The parent of a Totally Clueless child – whether this is due to age, attention issues, or lack of experience – has a responsibility to be proactive in keeping the child safe. This means, of course, that we have to be aware of the dangers ourselves. We have to be willing to learn from more experienced people ourselves, instead of just blundering forward without a clue. The city parent who takes the family on a visit to the farm but doesn’t pay attention to a child’s proximity to large animals is complicit in any injuries the child sustains when she discovers that cows can bite. We have to stay alert when our children enter into new territory because even clever kids may be Totally Clueless in unfamiliar fields.
Dare Devil kids who over-estimate their own abilities or under-estimate the dangers of a situation (or both!) require more targeted thinking. These Over-Unders are wonderfully confident and many of them don’t take kindly to being told to downsize their assessment of a situation. These are the children who jump off cliffs into lakes, imagining that no rocks lie under the water in the places they imagine they will land.
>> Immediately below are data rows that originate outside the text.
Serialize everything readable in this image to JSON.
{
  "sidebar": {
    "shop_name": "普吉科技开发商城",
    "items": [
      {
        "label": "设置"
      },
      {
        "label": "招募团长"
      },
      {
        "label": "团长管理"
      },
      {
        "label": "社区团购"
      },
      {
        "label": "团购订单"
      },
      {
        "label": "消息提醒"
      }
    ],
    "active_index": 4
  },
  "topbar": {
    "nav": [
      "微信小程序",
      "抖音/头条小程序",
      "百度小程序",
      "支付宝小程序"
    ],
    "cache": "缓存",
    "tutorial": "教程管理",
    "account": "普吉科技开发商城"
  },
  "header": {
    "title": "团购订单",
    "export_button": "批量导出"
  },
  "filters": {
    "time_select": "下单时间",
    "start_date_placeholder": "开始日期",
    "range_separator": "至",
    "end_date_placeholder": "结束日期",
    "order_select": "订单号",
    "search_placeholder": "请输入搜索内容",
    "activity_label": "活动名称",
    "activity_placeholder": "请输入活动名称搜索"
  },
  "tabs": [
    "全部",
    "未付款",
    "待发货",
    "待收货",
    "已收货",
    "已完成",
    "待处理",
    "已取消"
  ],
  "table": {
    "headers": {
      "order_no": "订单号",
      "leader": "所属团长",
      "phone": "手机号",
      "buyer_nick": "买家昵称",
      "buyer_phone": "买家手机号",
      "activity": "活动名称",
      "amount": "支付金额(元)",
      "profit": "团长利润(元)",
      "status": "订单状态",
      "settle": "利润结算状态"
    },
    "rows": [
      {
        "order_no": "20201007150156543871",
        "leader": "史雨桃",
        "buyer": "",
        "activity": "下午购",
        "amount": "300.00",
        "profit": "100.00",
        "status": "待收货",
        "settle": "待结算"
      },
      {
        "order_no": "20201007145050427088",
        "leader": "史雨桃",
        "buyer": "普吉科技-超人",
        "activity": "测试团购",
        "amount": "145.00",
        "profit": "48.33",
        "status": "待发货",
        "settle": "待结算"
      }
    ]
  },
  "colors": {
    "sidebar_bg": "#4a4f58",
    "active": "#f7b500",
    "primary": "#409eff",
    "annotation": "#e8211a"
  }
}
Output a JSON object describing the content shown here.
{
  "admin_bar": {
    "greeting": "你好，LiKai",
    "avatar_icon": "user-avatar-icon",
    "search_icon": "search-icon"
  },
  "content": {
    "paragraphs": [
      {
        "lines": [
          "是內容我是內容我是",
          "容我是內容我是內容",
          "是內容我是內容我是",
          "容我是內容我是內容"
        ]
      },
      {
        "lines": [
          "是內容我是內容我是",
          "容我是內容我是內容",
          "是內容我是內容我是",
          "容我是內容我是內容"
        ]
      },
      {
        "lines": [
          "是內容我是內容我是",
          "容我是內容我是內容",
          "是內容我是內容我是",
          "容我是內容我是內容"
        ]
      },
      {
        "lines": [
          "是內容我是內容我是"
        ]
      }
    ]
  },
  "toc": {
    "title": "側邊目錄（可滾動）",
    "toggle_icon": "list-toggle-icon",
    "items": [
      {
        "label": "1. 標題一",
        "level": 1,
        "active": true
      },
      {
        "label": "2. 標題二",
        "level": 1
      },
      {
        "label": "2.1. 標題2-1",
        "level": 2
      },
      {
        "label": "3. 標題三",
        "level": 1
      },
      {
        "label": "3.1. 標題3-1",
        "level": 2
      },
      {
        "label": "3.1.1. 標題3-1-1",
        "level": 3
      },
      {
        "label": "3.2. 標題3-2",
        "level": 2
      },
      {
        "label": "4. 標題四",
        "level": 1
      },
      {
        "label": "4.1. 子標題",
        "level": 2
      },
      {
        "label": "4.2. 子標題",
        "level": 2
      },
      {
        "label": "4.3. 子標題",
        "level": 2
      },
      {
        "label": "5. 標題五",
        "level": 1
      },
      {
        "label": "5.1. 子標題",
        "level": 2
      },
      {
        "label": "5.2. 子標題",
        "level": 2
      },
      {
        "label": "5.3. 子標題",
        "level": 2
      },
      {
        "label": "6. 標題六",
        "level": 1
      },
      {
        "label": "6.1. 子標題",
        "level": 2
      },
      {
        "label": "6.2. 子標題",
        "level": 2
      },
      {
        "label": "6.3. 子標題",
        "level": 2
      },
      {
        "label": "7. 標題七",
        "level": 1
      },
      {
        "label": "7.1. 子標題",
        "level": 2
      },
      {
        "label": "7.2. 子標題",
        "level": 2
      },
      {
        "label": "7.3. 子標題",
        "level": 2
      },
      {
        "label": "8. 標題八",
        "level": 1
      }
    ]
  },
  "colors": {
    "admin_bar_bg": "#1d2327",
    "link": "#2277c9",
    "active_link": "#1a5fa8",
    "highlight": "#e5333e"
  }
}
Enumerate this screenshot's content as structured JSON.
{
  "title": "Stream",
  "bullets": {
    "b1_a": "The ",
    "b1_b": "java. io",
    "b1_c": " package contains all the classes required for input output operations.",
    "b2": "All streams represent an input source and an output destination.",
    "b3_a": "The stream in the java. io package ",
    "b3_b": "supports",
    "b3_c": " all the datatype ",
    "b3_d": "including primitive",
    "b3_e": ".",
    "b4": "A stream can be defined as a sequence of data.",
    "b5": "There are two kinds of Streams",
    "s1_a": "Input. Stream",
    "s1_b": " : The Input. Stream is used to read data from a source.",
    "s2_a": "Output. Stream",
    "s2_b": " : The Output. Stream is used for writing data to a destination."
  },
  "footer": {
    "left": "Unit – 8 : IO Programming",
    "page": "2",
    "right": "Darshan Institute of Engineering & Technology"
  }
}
Their great imaginations show only positives. It’s our sad duty as parents to imagine the negatives for them.
Much of this we do by modeling prudence while our kids are still young. You hang around under the monkey bars, ready to “spot” your child when he slips. You check the water for rocks. You let your child know what you’re doing, because that reinforces both the danger and the necessary care.
Then, as your child gets older and as specific situations come up, you point out the possible risks and help to find ways to minimize those dangers. The child who is inspired by Olympic coverage to try gymnastics in the back yard sees only the fun of flying around and not the training, the preparation, or the safety equipment. Your teen who’s planning a back country camping trip with her friends imagines only the cozy camp fire, not the snakes or the lightning storms. You’ve got to find ways to preserve the fun while ensuring your child doesn’t land in the ER. The best way to do this, often, is to link your kid up to a class in whatever area he is overconfident of his abilities and under aware of the dangers. A day’s class in gymnastics or white water rafting will impress upon your child the need for care and preparation better than you can do. Or put into her hands a how-to book or link her up with an expert.
One of the burdens of parenting is being able to imagine danger around every corner. It’s important that we keep our own risk-assessment reasonable and not limit our children’s experiences to only what is safe. Doing that limits our children’s abilities. As we’ve seen, being Totally Clueless is no help.
But at the same time we have to remember that children don’t know what they haven’t tried. When they do try, we’ve got to keep their eyes open. We want them to survive the experience.
All kids should be dare devils, trying new things. We’ve got to keep our Dare Devils safe.